The ladders across the Ice Fall were not as intimidating as we feared. The longest was 5 aluminium ladders roped together vertically and was a fairly safe climb. We passed huge ice boulders that you think will roll over you at any moment but seem to stay attached to the mountain.

The temperature has plummeted from +27 degrees (it was extremely hot and sunny today) to 0 degrees in 2 hours and we have been sleeping in our down jackets, in our sleeping bags, in our tents. The wind is so strong that it’s lifting the tent right now and it seems like only our weight keeps it from flying away.

I have gained so much new respect for the sherpas today. They carry tons of gear up and down the mountain and they were having races down the Ice Fall.
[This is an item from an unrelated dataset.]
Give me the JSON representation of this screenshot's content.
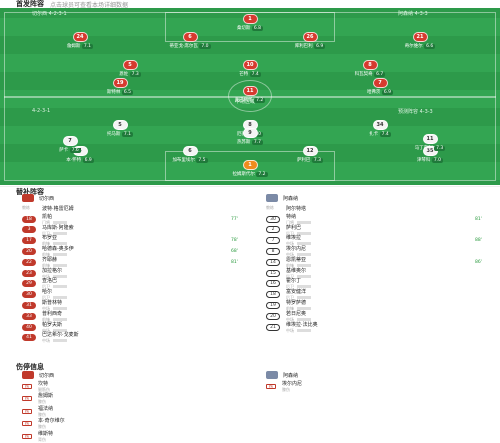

They did not even wear crampons; they just slid down the Ice Fall.

Camp 1 is quite different from Base Camp. We are perched on beautiful blue ice with excellent views of Mount Everest. Tomorrow, we’ll climb halfway to Camp 2. It should be a fairly safe climb up the slopes of the mountain and will be nothing like as hostile as the Khumbu Ice Fall. But then we go back to Base Camp, through the Ice Fall!

More later

Terry & Harold

Terry Kell is returning to Kathmandu, with most of the expedition party and they will return to Canada within the next 7-10 days.

Harold Mah is staying at Base Camp to support Sean Egan when he makes his summit attempt in May.